Cameron, a non-binary friend of mine, had a similar experience in their own journey. For both of us, being queer was seen as a separate, almost less valid experience, for other, more brave, people. Being heterosexual “…is the engrained path,” explains Cameron, “and if you stray from it, it’s not the norm, it’s not the default.” In fact, experiences by people other than cisgendered heterosexuals were thought of as almost enthralling. “I barely knew what trans people was,” they explained to me, “but I had some sort of notion. I saw like a quick ad about it on TLC.” Much like my misguided categorization, Cameron felt that there were only two options: “I knew I wasn’t a guy, like I always knew that. So I was like, ‘Guess I’m a girl, like, that’s the other option.’” Just as I assumed my feelings towards girls were those of intense friendship, Cameron also misrepresented themselves in order to fit into the only two options that they believed they had. If they were a girl, the feelings that they were having towards girls must be homosexual ones, because they were presumably of the same gender. However, this, too, posed a problem. “I didn’t really know any gay people,” Cameron says. “I had no gay people in my life…I still didn’t really have a concept of it until I developed a crush on a girl in my class.” Ultimately, this led them to claiming the wrong identity for several years, coming out as lesbian to their private, all-girls Catholic high school. 

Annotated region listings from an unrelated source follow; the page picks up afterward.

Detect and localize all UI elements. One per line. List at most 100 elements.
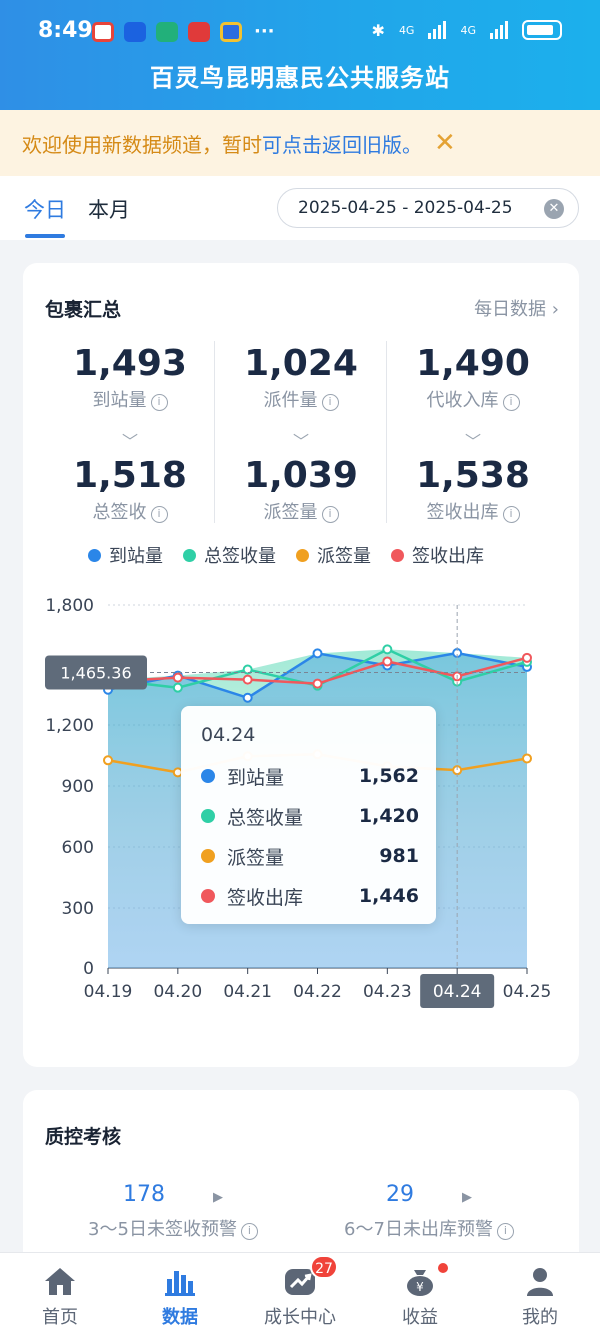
quality-item-unsigned[interactable]: 178 ▶ 3～5日未签收预警 i — [63, 1182, 283, 1241]
tooltip-swatch — [201, 889, 215, 903]
y-tick-label: 1,200 — [45, 716, 94, 736]
nav-mine[interactable]: 我的 — [480, 1253, 600, 1333]
x-tick-label: 04.25 — [503, 982, 552, 1002]
x-tick-label: 04.20 — [153, 982, 202, 1002]
chevron-down-icon: ﹀ — [121, 432, 138, 451]
data-point — [382, 644, 393, 655]
x-tick-label: 04.24 — [433, 982, 482, 1002]
legend-swatch — [183, 548, 196, 562]
nav-home[interactable]: 首页 — [0, 1253, 120, 1333]
quality-label: 6～7日未出库预警 — [344, 1219, 493, 1240]
tab-month[interactable]: 本月 — [88, 194, 130, 224]
bar-chart-icon — [165, 1271, 195, 1296]
legend-item[interactable]: 总签收量 — [183, 542, 276, 568]
notice-back-link[interactable]: 可点击返回旧版。 — [262, 129, 422, 158]
svg-text:¥: ¥ — [416, 1280, 424, 1294]
tooltip-series-name: 总签收量 — [227, 806, 304, 829]
nav-label: 我的 — [522, 1307, 558, 1328]
date-range-text: 2025-04-25 - 2025-04-25 — [298, 198, 513, 218]
date-range-picker[interactable]: 2025-04-25 - 2025-04-25 ✕ — [277, 188, 579, 228]
quality-label: 3～5日未签收预警 — [88, 1219, 237, 1240]
quality-item-not-out[interactable]: 29 ▶ 6～7日未出库预警 i — [319, 1182, 539, 1241]
data-point — [312, 648, 323, 659]
data-point — [382, 656, 393, 667]
tooltip-row: 到站量 1,562 — [201, 763, 419, 789]
tooltip-value: 1,420 — [358, 805, 419, 827]
package-summary-title: 包裹汇总 — [45, 299, 122, 321]
tooltip-date: 04.24 — [201, 724, 256, 746]
chevron-down-icon: ﹀ — [292, 432, 309, 451]
nav-label: 成长中心 — [264, 1307, 336, 1328]
app-yellow-icon — [220, 22, 242, 42]
stat-collect-in: 1,490 代收入库 i — [388, 343, 558, 412]
signal-1-icon — [428, 21, 447, 39]
quality-value: 178 — [123, 1182, 165, 1207]
chevron-right-icon: ▶ — [462, 1190, 472, 1205]
data-point — [522, 753, 532, 764]
reference-label: 1,465.36 — [60, 663, 131, 682]
clear-date-icon[interactable]: ✕ — [544, 199, 564, 219]
tooltip-series-name: 签收出库 — [227, 886, 304, 909]
y-tick-label: 300 — [62, 899, 94, 919]
stat-label: 代收入库 — [426, 390, 499, 411]
info-icon[interactable]: i — [321, 506, 339, 523]
signal-2-icon — [490, 21, 508, 39]
legend-item[interactable]: 派签量 — [296, 542, 371, 568]
stat-label: 派件量 — [263, 390, 318, 411]
legend-label: 签收出库 — [412, 546, 484, 567]
notice-text: 欢迎使用新数据频道，暂时 — [22, 132, 262, 157]
info-icon[interactable]: i — [150, 394, 168, 411]
x-tick-label: 04.22 — [293, 982, 342, 1002]
legend-label: 到站量 — [109, 546, 163, 567]
signal-2-label: 4G — [460, 23, 476, 37]
nav-data[interactable]: 数据 — [120, 1253, 240, 1333]
stat-label: 派签量 — [263, 502, 318, 523]
quality-value: 29 — [386, 1182, 414, 1207]
legend-swatch — [296, 548, 309, 562]
signal-1-label: 4G — [398, 23, 415, 37]
legend-label: 总签收量 — [204, 546, 276, 567]
info-icon[interactable]: i — [321, 394, 339, 411]
x-tick-label: 04.23 — [363, 982, 412, 1002]
period-tabs-bar: 今日 本月 2025-04-25 - 2025-04-25 ✕ — [0, 176, 600, 240]
legend-item[interactable]: 到站量 — [88, 542, 163, 568]
info-icon[interactable]: i — [496, 1223, 514, 1240]
data-point — [172, 682, 183, 693]
info-icon[interactable]: i — [150, 506, 168, 523]
app-header: 8:49 ··· ✱ 4G 4G 百灵鸟昆明惠民公共服务站 — [0, 0, 600, 110]
bottom-nav: 首页 数据 27 成长中心 ¥ 收益 我的 — [0, 1252, 600, 1333]
tooltip-swatch — [201, 769, 215, 783]
legend-item[interactable]: 签收出库 — [391, 542, 484, 568]
nav-earnings[interactable]: ¥ 收益 — [360, 1253, 480, 1333]
tab-active-indicator — [25, 234, 65, 238]
daily-data-link[interactable]: 每日数据 › — [474, 295, 559, 321]
legend-swatch — [88, 548, 101, 562]
stat-total-signed: 1,518 总签收 i — [45, 455, 215, 524]
status-app-icons: ··· — [92, 22, 275, 42]
notice-banner: 欢迎使用新数据频道，暂时 可点击返回旧版。 ✕ — [0, 110, 600, 176]
tooltip-row: 派签量 981 — [201, 843, 419, 869]
data-point — [242, 692, 253, 703]
notification-badge: 27 — [310, 1255, 338, 1279]
status-bar: 8:49 ··· ✱ 4G 4G — [0, 10, 600, 54]
stat-value: 1,518 — [73, 455, 187, 496]
tooltip-row: 总签收量 1,420 — [201, 803, 419, 829]
status-right: ✱ 4G 4G — [372, 20, 562, 40]
nav-growth[interactable]: 27 成长中心 — [240, 1253, 360, 1333]
x-tick-label: 04.19 — [84, 982, 133, 1002]
stat-arrival: 1,493 到站量 i — [45, 343, 215, 412]
tooltip-swatch — [201, 809, 215, 823]
stat-signed-out: 1,538 签收出库 i — [388, 455, 558, 524]
close-icon[interactable]: ✕ — [434, 128, 456, 158]
info-icon[interactable]: i — [240, 1223, 258, 1240]
money-bag-icon: ¥ — [407, 1270, 433, 1296]
y-tick-label: 600 — [62, 838, 94, 858]
tooltip-swatch — [201, 849, 215, 863]
tab-today[interactable]: 今日 — [24, 194, 66, 224]
stat-dispatch-signed: 1,039 派签量 i — [216, 455, 386, 524]
page-title: 百灵鸟昆明惠民公共服务站 — [150, 64, 450, 92]
info-icon[interactable]: i — [502, 506, 520, 523]
stat-value: 1,538 — [416, 455, 530, 496]
info-icon[interactable]: i — [502, 394, 520, 411]
x-tick-label: 04.21 — [223, 982, 272, 1002]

The main factor that changed Cameron’s worldview was graduating high school and participating in a theatre program, which ultimately exposed them to members of the LGBTQ community, including people who were non-binary. “I had non-binary friends before I came out [the second time]. That’s really how I came to the notion of it,” Cameron remarks. “I didn’t really know what that was before I had met them.” This resulted in the realization that not only are LGBTQ identities valid, but that they are unique, meaning that they span much farther than static categories that must be selected and stuck with. Perhaps, Cameron realized with time, queerness was even so flexible that it could include them, too. “And how I like really came to that realization was, you know, I’d be on-and-off thinking about it, and I was in bed with my girlfriend of a year at that point, and she’s half-asleep, and I just kind of said, like, ‘You know what? What if I’m non-binary?’” reflects Cameron. “…And saying it out loud for the first time just really solidified it and as soon as I said it I was like, ‘Yes. Absolutely. This fits.’” 

Even during our conversation, recounting our experiences to each other, we are doing exactly what Cameron did all those nights ago: affirming and accepting our identities, out loud, to the world. In a place where girls are assumed to be friends, where transgender people are a sight to gawk at on reality television, confidently saying who were are is the first step in accepting ourselves, which then invites acceptance from the world. Sharing in this way increases visibility to those who feel invisible, from high school kids who aren’t exactly sure what they’re feeling, all the way up to the Cloud Dancer Foundation’s founder, Robina Asti, who transitioned at the age of 50 and spent the rest of her life encouraging others to live their truths too. Claiming identity is the ultimate first step in any queer journey, and this is why I have created a series of articles speaking with several different queer subjects on their journeys, from fighting internalized homophobia to defending their identity against societal oppression, and ending with a focus on the positive queer future. Cameron says it best, summing up not only my goal but the goal of the Cloud Dancers’ Foundation as a whole: “[Being represented] just constantly affirms it. It just feels like, ‘This is real. I’m not making it up. I’m not being overdramatic.’” By sharing queer stories like I hope to do in this series, I will make the invisible visible, which was, ultimately, Robina Asti’s biggest goal.